Perbandingan umur relatif dari lapisan‑lapisan tersebut dengan granit adalah pada batuan‑batuan sedimen terdapat gang‑gang granit yang memetamorfosekan batuan sedimen tersebut, maka dapat disimpulkan bahwa batuan granit tersebut lebih muda dari batuan sedimen. Tetapi di beberapa tempat, granit tersebut tidak dapat dianggap menerobos batuan sedimen, bahkan naiknya granit tersebut sebelum berdirinya sedimen‑sedimen itu dan kemungkinan umur granit tersebut Trias Atas. Sebagian besar Pulau Bangka dan Belitung terdapat lapisan-lapisan sedimen batuan yang tebal, di bawahnya terdapat sedimen‑sedimen Pra-Tersier, tetapi jarang sekali muncul ke permukaan dengan terlihat jelas untuk diukur strike-dipnya. Kebanyakan tambang‑tambang di Pulau Bangka dan Belitung bukanlah tambang tertutup (underground mining) tetapi berupa tambang terbuka yang dikerjakan baik di lembah‑lembah atau di pinggir‑pinggir maupun di permukaan pelapukan batuan yang tidak mengalami tranportasi. Kebanyakan lembah‑lembah tersebut berisikan endapan‑endapan alluvial dari sungai yang berupa tanah liat, pasir yang banyak humus, juga sering banyak mengandung air sehingga berupa payau‑payau, tidak jarang juga lembah‑lembah tersebut ditumbuhi tanaman‑tanaman.

  • Struktur dan Tektonik

Struktur yang dijumpai di daerah Bangka Utara adalah berupa sesar naik, sesar geser, sesar normal, lipatan, kekar dan kelurusan (Mangga dan Djamal, 1994). Lipatan terjadi pada batuan Perm dan Trias, dan terpotong oleh sesar-sesar. Periukan terjadi dalam tiga tahap. Pertama yang berarah timurlaut-baratdaya, terbentuk pada Paleozoikum Akhir, kedua berarah baratlaut-tenggara pada Trias-Jura, dan ketiga berarah timurlaut-baratdaya pada Kapur. Pola sesar yang berarah utara-selatan merupakan fasa (pola) sesar yang paling muda.
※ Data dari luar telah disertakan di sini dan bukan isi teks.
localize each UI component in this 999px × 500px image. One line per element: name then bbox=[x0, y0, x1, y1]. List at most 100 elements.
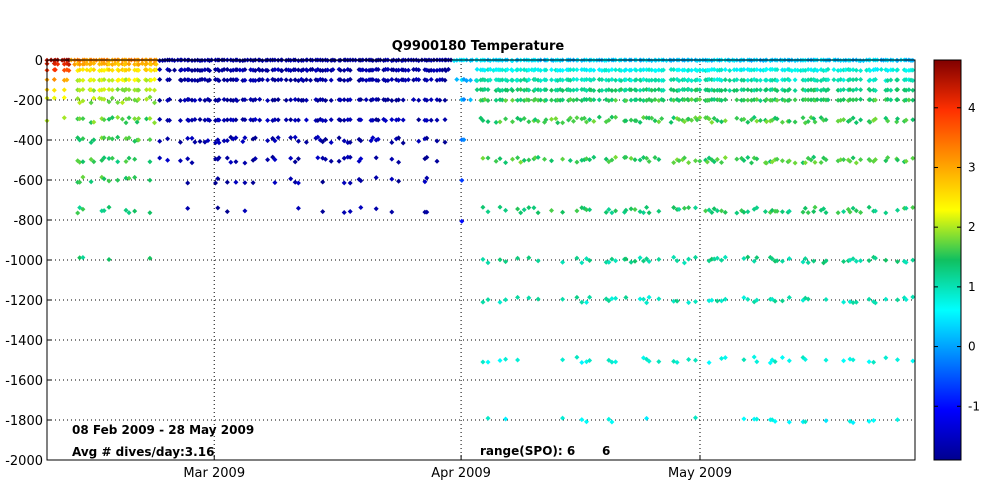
data-point bbox=[694, 87, 700, 93]
data-point bbox=[389, 117, 395, 123]
data-point bbox=[147, 159, 153, 165]
data-point bbox=[782, 67, 788, 73]
data-point bbox=[363, 97, 369, 103]
data-point bbox=[734, 115, 740, 121]
data-point bbox=[526, 67, 532, 73]
data-point bbox=[106, 178, 112, 184]
data-point bbox=[637, 87, 643, 93]
data-point bbox=[542, 156, 547, 162]
data-point bbox=[681, 97, 687, 103]
data-point bbox=[106, 61, 112, 67]
data-point bbox=[148, 77, 154, 83]
data-point bbox=[207, 97, 213, 103]
data-point bbox=[499, 97, 505, 103]
data-point bbox=[858, 210, 864, 215]
data-point bbox=[221, 67, 227, 72]
data-point bbox=[485, 155, 491, 161]
data-point bbox=[745, 97, 751, 103]
data-point bbox=[411, 97, 417, 103]
data-point bbox=[727, 68, 733, 73]
data-point bbox=[671, 254, 677, 260]
data-point bbox=[216, 117, 222, 123]
data-point bbox=[288, 135, 294, 141]
data-point bbox=[689, 97, 695, 102]
data-point bbox=[584, 77, 589, 82]
data-point bbox=[535, 210, 541, 216]
data-point bbox=[574, 354, 580, 360]
data-point bbox=[903, 77, 909, 83]
data-point bbox=[91, 77, 97, 83]
data-point bbox=[186, 97, 192, 102]
data-point bbox=[883, 158, 889, 164]
data-point bbox=[144, 77, 149, 83]
data-point bbox=[454, 77, 460, 82]
data-point bbox=[560, 156, 566, 162]
data-point bbox=[51, 87, 57, 93]
data-point bbox=[757, 67, 763, 73]
data-point bbox=[115, 114, 121, 120]
data-point bbox=[503, 297, 509, 303]
data-point bbox=[749, 87, 754, 93]
data-point bbox=[769, 77, 775, 83]
data-point bbox=[80, 67, 86, 72]
data-point bbox=[101, 208, 107, 214]
data-point bbox=[571, 76, 576, 82]
data-point bbox=[147, 137, 153, 143]
data-point bbox=[80, 77, 86, 83]
data-point bbox=[144, 96, 149, 102]
data-point bbox=[841, 299, 847, 305]
data-point bbox=[325, 67, 331, 73]
data-point bbox=[910, 97, 916, 103]
data-point bbox=[549, 87, 554, 93]
data-point bbox=[613, 208, 619, 214]
data-point bbox=[503, 160, 509, 166]
data-point bbox=[906, 97, 912, 103]
data-point bbox=[132, 116, 138, 122]
data-point bbox=[694, 97, 700, 103]
data-point bbox=[389, 209, 395, 215]
data-point bbox=[303, 117, 309, 123]
data-point bbox=[850, 300, 856, 306]
data-point bbox=[553, 116, 559, 122]
data-point bbox=[80, 136, 86, 142]
data-point bbox=[265, 157, 271, 163]
data-point bbox=[633, 118, 639, 124]
data-point bbox=[885, 155, 891, 161]
data-point bbox=[396, 135, 402, 141]
data-point bbox=[587, 358, 593, 363]
data-point bbox=[656, 67, 662, 73]
data-point bbox=[510, 58, 515, 64]
data-point bbox=[252, 78, 258, 83]
data-point bbox=[587, 294, 593, 300]
data-point bbox=[596, 114, 602, 120]
data-point bbox=[179, 67, 185, 73]
data-point bbox=[711, 97, 717, 102]
data-point bbox=[885, 78, 891, 83]
data-point bbox=[853, 160, 859, 166]
data-point bbox=[424, 209, 430, 215]
data-point bbox=[703, 208, 709, 214]
data-point bbox=[518, 87, 524, 92]
data-point bbox=[853, 86, 859, 92]
data-point bbox=[671, 298, 677, 304]
data-point bbox=[431, 68, 437, 73]
data-point bbox=[106, 58, 112, 64]
data-point bbox=[579, 299, 585, 305]
data-point bbox=[910, 257, 916, 263]
data-point bbox=[858, 77, 864, 82]
data-point bbox=[866, 204, 872, 210]
data-point bbox=[579, 360, 585, 365]
data-point bbox=[671, 97, 677, 103]
data-point bbox=[895, 97, 900, 103]
data-point bbox=[823, 210, 829, 216]
data-point bbox=[504, 78, 510, 84]
data-point bbox=[847, 97, 853, 103]
data-point bbox=[474, 78, 480, 84]
data-point bbox=[123, 159, 129, 164]
data-point bbox=[157, 67, 163, 72]
data-point bbox=[644, 415, 650, 421]
data-point bbox=[167, 96, 172, 102]
data-point bbox=[526, 157, 532, 163]
data-point bbox=[757, 77, 763, 83]
data-point bbox=[671, 160, 677, 166]
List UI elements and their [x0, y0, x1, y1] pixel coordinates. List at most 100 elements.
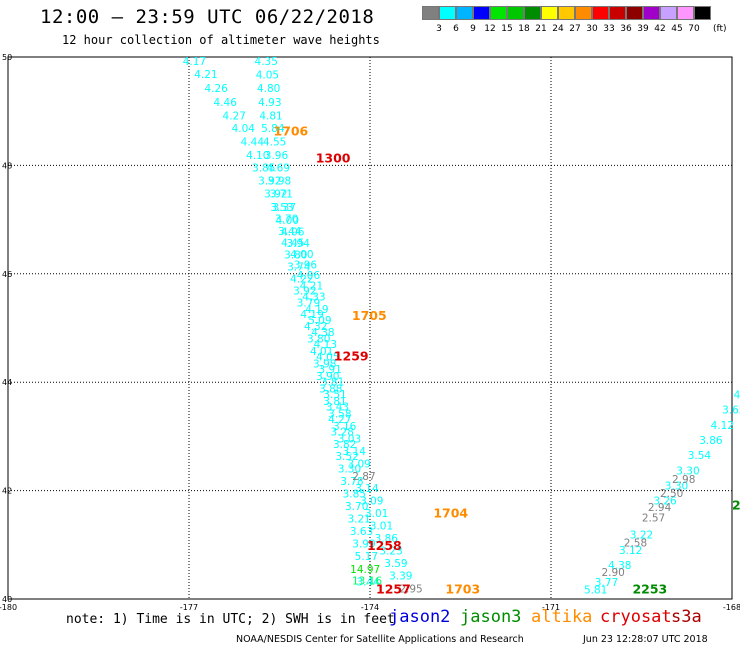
swh-point: 3.92	[258, 175, 281, 187]
x-tick-label: -168	[723, 603, 740, 612]
swh-point: 3.77	[595, 577, 618, 589]
x-tick-label: -177	[180, 603, 198, 612]
swh-point: 3.85	[252, 162, 275, 174]
colorbar-swatch	[507, 6, 524, 20]
swh-point: 4.22	[290, 273, 313, 285]
swh-point: 3.51	[323, 389, 346, 401]
swh-point: 4.05	[316, 352, 339, 364]
swh-point: 3.03	[338, 433, 361, 445]
colorbar-label: 36	[620, 24, 632, 34]
swh-point: 4.81	[259, 110, 282, 122]
swh-point: 2.95	[399, 583, 422, 595]
colorbar-label: 27	[569, 24, 581, 34]
pass-time-label: 1703	[445, 582, 480, 597]
swh-point: 3.71	[270, 188, 293, 200]
swh-point: 2.94	[648, 502, 672, 514]
swh-point: 3.91	[318, 364, 341, 376]
swh-point: 3.86	[699, 435, 723, 447]
swh-point: 3.74	[287, 262, 311, 274]
swh-point: 4.27	[223, 110, 246, 122]
colorbar-swatch	[575, 6, 592, 20]
swh-point: 4.38	[311, 327, 334, 339]
pass-time-label: 1259	[334, 349, 369, 364]
swh-point: 3.98	[313, 359, 336, 371]
swh-point: 2.90	[601, 567, 624, 579]
swh-point: 4.33	[302, 291, 325, 303]
y-tick-label: 46	[2, 270, 12, 279]
swh-point: 3.85	[343, 489, 366, 501]
swh-point: 2.87	[352, 471, 375, 483]
swh-point: 3.22	[630, 529, 653, 541]
y-tick-label: 44	[2, 378, 12, 387]
swh-point: 2.57	[642, 512, 665, 524]
swh-point: 4.06	[297, 270, 321, 282]
colorbar-swatch	[677, 6, 694, 20]
swh-point: 3.12	[619, 545, 642, 557]
swh-point: 4.19	[300, 309, 323, 321]
swh-point: 5.84	[261, 123, 285, 135]
swh-point: 3.65	[722, 405, 740, 417]
swh-point: 3.70	[275, 213, 298, 225]
swh-point: 4.46	[214, 97, 238, 109]
colorbar-swatch	[473, 6, 490, 20]
y-tick-label: 48	[2, 161, 12, 170]
pass-time-label: 1706	[273, 124, 308, 139]
swh-point: 4.13	[314, 339, 337, 351]
swh-point: 3.96	[265, 150, 289, 162]
swh-point: 4.17	[183, 56, 206, 68]
swh-point: 5.09	[308, 315, 331, 327]
colorbar-swatch	[592, 6, 609, 20]
generated-timestamp: Jun 23 12:28:07 UTC 2018	[583, 634, 708, 645]
swh-point: 3.01	[370, 521, 393, 533]
swh-point: 3.96	[294, 259, 318, 271]
swh-point: 3.94	[287, 238, 311, 250]
swh-point: 3.63	[350, 526, 373, 538]
x-tick-label: -171	[542, 603, 560, 612]
colorbar-label: 12	[484, 24, 496, 34]
swh-point: 3.78	[340, 476, 363, 488]
swh-point: 4.06	[281, 226, 305, 238]
swh-point: 4.21	[300, 281, 323, 293]
swh-point: 3.82	[333, 439, 356, 451]
swh-point: 3.09	[347, 458, 370, 470]
x-tick-label: -174	[361, 603, 379, 612]
colorbar-swatch	[439, 6, 456, 20]
swh-point: 3.30	[338, 464, 361, 476]
colorbar-label: 42	[654, 24, 666, 34]
colorbar-swatch	[626, 6, 643, 20]
colorbar-swatch	[609, 6, 626, 20]
swh-point: 4.26	[204, 83, 228, 95]
swh-point: 3.01	[365, 508, 388, 520]
swh-point: 3.37	[273, 202, 296, 214]
swh-point: 3.14	[343, 446, 367, 458]
legend-item-s3a: s3a	[671, 607, 702, 627]
colorbar-swatch	[490, 6, 507, 20]
swh-point: 4.45	[281, 238, 304, 250]
swh-point: 4.32	[304, 321, 327, 333]
chart-subtitle: 12 hour collection of altimeter wave hei…	[62, 33, 380, 47]
swh-point: 4.21	[194, 69, 217, 81]
grid-lines	[7, 56, 733, 600]
swh-point: 3.54	[688, 450, 712, 462]
colorbar-swatch	[694, 6, 711, 20]
legend-item-altika: altika	[531, 607, 593, 627]
colorbar-swatch	[643, 6, 660, 20]
swh-point: 4.27	[328, 414, 351, 426]
swh-point: 4.05	[256, 70, 279, 82]
swh-point: 3.80	[307, 334, 330, 346]
colorbar-label: 21	[535, 24, 547, 34]
swh-point: 5.81	[584, 585, 607, 597]
colorbar-label: 6	[453, 24, 459, 34]
credit-line: NOAA/NESDIS Center for Satellite Applica…	[236, 634, 524, 645]
swh-point: 3.44	[278, 226, 302, 238]
swh-point: 3.86	[375, 533, 399, 545]
swh-point: 3.58	[328, 408, 351, 420]
colorbar-swatch	[558, 6, 575, 20]
swh-point: 3.30	[676, 465, 699, 477]
swh-point: 4.44	[241, 136, 265, 148]
swh-point: 3.09	[360, 496, 383, 508]
swh-point: 5.17	[355, 551, 378, 563]
swh-point: 3.80	[284, 250, 307, 262]
swh-point: 3.23	[379, 546, 402, 558]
Lipatan terjadi pada batuan berumur Permian dan Trias berupa sinklin dan antiklin. Lipatan batuan terjadi meliputi Formasi Tanjung Genting dan Formasi Ranggam, mempunyai arah sumbu timur laut – barat daya dan kemiringan besar antara 18°-75°, yang menunjukkan intensitas tektonik besar (Margono dkk, 1995). Katili (1968) mengemukakan adanya lipatan silang (cross fold) di Bangka Utara. Lipatan berarah barat laut – tenggara terbentuk oleh deformasi pada Jura Atas yang menyilang dengan lipatan berarah timur laut – barat daya (Mesozoikum).

Struktur lain yang dapat ditemukan pada Pulau Bangka ini adalah sesar-sesar naik terimbrikasi (Ko, 1986), yang menyebabkan tersingkapnya Formasi Pemali. Sesar-sesar naik ini juga mengenai Formasi Tanjung Genting dan memiliki arah dominan barat laut – tenggara. Kehadiran sesar naik tidak hanya mengangkat batuan dasar Formasi Kompleks Pemali ke permukaan namun juga batuan diabas bagian dari Diabas Penyabung sehingga terjepit di antara pluton-pluton granit yang bersatu karena kontak sesar naik. Pluton-pluton granit di Pulau Bangka memiliki arah yang sejajar dan memanjang searah dengan sesar-sesar naik ini, hal ini menyebabkan adanya dua penafsiran, yaitu pluton terbawa oleh sesar-sesar naik atau adanya pluton yang diakibatkan oleh sesar-sesar naik.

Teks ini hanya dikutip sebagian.